Oramas first made his name as a troubadour, wandering from town to town with his guitar and soon becoming famous for lacing his lyrics with metaphors and sexual innuendo.
"Social Club," spearheaded by American guitarist Ry Cooder, and the documentary by Wim Wenders that accompanied it thrust Oramas onto the international scene in the late 1990s. But he remained candid.

"Death comes, and it doesn't warn you," he said recently. "The day it comes for you, nobody can do anything to stop it."

Freddie Francis, a British cinematographer who won Academy Awards for "Sons and Lovers" (1960) and "Glory" (1989), died March 17 in London of complications from a stroke. He was 89.

Known for his exquisite black-and-white photography in such British films of the 1950s and '60s as "Room at the Top" (1958) and "Saturday Night and Sunday Morning" (1960) as well as "Sons and Lovers," Francis also directed more than two dozen films, including the cult favorites "Paranoiac," "Dr. Terror's House of Horrors" and "Tales From the Crypt."
He returned to cinematography when David Lynch hired him to photograph "The Elephant Man" in 1980. That was followed by jobs with other prominent directors, including Karel Reisz for "The French Lieutenant's Woman" in 1981 and Martin Scorsese for "Cape Fear" in 1991.

Francis began his career serving as a camera operator for John Huston on "Moulin Rouge" (1952), "Beat the Devil" (1953) and "Moby Dick" (1956).

Herman Stein, a composer whose music for "It Came From Outer Space," "Creature From the Black Lagoon" and "The Incredible Shrinking Man" helped define the soundtrack of 1950s science fiction and horror movies, died March 15 of congestive heart failure at his Los Angeles home. He was 91.

As a staff composer at Universal Studios, Stein collaborated with Henry Mancini and others to create music for nearly 200 movies and shorts, though he didn't get credit for all of his work because of the studio's practice of giving solo credit to a project's music supervisor.
Nonetheless, Stein has been recognized for writing or co-writing music for an array of movies ranging from Westerns to comedies to dramas. They include Roger Corman's civil rights drama "The Intruder" and Douglas Sirk's comedy "Has Anybody Seen My Gal?"

Carol Richards, a soundtrack singer best known for the Christmas classic "Silver Bells," which she recorded with Bing Crosby, died March 16 of heart disease at Indian River Memorial Hospital in Vero Beach, Fla. She was 84.

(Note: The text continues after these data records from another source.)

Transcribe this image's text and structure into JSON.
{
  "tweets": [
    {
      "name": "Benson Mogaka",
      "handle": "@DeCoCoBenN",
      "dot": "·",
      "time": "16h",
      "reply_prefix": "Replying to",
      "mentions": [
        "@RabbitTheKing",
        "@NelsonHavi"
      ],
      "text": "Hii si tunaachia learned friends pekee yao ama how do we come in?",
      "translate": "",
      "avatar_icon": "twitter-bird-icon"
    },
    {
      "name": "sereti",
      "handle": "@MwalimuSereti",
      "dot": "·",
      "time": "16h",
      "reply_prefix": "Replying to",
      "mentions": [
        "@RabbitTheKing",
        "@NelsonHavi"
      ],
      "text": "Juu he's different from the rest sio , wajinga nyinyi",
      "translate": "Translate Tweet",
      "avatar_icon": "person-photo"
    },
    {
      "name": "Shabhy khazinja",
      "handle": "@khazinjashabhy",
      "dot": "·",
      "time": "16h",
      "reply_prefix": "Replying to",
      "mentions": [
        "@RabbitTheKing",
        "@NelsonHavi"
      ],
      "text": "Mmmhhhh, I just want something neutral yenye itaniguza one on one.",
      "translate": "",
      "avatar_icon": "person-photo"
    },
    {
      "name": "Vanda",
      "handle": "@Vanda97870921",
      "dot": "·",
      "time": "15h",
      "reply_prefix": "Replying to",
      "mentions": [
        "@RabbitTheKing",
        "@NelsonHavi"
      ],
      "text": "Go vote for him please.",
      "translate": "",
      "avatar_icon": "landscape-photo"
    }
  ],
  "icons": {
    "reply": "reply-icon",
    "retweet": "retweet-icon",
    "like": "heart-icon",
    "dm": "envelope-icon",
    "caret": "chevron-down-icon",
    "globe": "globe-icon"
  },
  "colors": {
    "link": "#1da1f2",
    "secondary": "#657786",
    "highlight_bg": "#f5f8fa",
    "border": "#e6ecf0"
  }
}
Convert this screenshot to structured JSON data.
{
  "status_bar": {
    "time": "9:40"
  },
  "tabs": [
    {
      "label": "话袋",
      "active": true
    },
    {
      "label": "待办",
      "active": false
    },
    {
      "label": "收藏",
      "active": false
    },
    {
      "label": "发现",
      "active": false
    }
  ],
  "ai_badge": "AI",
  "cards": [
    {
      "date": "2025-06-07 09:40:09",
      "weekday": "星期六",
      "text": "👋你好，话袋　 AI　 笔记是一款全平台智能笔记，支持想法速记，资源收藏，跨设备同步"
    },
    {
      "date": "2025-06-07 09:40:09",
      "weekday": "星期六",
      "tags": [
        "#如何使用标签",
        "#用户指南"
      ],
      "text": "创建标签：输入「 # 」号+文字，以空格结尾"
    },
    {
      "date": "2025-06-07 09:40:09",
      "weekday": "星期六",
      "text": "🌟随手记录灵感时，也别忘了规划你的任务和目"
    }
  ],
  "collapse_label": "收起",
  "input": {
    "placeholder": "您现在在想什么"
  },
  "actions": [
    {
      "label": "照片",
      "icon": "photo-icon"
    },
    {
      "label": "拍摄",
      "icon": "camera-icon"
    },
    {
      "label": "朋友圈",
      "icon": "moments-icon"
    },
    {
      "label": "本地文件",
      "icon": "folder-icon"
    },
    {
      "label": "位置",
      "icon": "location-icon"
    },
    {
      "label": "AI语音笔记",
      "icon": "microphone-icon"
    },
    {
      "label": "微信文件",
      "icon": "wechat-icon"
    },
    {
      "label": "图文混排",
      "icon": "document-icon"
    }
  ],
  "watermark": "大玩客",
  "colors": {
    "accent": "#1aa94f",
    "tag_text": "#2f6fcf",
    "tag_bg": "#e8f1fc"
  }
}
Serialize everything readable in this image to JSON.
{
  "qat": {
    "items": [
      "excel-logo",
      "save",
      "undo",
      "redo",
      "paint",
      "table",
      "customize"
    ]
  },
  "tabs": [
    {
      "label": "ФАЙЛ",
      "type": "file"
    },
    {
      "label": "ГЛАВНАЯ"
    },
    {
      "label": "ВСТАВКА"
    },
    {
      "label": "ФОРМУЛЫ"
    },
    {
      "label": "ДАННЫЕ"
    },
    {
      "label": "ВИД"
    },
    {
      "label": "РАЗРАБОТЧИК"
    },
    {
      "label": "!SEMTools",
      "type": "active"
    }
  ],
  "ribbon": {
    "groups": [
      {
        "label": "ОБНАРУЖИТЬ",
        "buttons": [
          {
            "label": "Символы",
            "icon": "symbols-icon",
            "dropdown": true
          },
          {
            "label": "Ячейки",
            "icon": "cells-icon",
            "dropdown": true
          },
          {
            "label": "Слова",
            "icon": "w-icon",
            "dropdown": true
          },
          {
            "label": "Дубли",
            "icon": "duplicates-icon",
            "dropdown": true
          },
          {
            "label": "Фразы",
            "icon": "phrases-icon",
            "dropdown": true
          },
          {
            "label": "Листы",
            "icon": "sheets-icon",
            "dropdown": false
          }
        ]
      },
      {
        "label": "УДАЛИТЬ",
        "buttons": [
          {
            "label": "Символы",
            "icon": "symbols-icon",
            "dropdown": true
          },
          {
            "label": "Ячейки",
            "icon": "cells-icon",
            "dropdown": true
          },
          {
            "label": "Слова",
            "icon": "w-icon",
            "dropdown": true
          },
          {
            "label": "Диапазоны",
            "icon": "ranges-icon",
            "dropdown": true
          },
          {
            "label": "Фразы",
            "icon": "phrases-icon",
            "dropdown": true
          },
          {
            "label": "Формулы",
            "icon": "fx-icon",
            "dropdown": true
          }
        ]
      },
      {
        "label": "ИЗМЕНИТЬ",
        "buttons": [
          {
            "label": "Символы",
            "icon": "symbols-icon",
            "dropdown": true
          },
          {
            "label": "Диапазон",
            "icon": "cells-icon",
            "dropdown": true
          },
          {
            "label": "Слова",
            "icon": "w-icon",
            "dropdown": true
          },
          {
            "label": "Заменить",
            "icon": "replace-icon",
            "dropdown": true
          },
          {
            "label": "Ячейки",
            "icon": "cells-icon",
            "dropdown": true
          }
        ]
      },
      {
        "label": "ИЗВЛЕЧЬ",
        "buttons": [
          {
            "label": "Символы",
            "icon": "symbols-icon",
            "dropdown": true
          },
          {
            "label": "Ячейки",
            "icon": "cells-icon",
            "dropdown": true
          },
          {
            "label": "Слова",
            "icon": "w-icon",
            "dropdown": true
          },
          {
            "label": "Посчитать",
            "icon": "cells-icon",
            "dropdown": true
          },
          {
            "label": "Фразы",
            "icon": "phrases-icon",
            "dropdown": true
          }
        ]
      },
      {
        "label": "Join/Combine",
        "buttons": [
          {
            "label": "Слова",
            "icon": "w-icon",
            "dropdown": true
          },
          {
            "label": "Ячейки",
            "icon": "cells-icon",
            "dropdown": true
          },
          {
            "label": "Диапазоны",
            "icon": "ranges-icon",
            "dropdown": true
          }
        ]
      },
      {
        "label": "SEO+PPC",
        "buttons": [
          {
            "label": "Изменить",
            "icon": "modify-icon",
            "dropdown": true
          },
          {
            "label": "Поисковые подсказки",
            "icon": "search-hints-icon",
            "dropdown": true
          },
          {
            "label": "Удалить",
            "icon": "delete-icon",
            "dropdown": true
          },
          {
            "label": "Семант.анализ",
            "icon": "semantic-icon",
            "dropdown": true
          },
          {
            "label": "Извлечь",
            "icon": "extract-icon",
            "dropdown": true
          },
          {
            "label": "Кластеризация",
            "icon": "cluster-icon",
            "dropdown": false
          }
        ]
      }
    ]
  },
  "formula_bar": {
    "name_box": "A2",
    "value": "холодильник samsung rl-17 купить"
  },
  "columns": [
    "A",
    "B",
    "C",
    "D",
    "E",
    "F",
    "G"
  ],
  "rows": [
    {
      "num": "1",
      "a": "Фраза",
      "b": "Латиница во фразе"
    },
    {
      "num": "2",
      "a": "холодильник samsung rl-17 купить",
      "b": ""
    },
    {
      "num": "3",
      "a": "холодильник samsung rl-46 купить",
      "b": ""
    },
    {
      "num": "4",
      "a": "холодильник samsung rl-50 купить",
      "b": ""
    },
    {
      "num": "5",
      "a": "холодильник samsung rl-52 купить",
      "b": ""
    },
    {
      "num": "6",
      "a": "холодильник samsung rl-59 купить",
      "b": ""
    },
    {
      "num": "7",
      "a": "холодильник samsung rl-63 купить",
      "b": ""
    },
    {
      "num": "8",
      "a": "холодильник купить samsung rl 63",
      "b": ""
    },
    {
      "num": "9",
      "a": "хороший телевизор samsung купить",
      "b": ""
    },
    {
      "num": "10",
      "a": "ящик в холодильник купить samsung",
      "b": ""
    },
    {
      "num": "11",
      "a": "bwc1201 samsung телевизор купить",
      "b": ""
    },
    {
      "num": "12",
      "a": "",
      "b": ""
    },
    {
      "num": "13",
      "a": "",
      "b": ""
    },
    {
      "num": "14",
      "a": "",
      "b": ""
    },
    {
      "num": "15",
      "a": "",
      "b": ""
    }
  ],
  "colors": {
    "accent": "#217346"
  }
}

It was Richards who voiced the songs of Cyd Charisse in "Brigadoon" (1954), "Silk Stockings" (1957), "It's Always Fair Weather" (1955) and "Deep in My Heart" (1954) as well as those of Betta St. John in "The Robe" (1953) and Vera Ellen in "Call Me Madam" (1953).
The duet "Silver Bells" was featured in the 1951 Bob Hope film "The Lemon Drop Kid," but another version sung by Crosby and Richards made the song famous. She also sang it for the 1991 film "Avalon."

John P. Ryan, an actor known for his character roles in such films as "Bound," "Hoffa," "Runaway Train," "Three O'Clock High," "The Cotton Club," "The Right Stuff," "It's Alive" and "Five Easy Pieces," died March 20 in Los Angeles. He was 70.

A lifetime member of Actors Studio, he appeared in more than 60 film and television productions.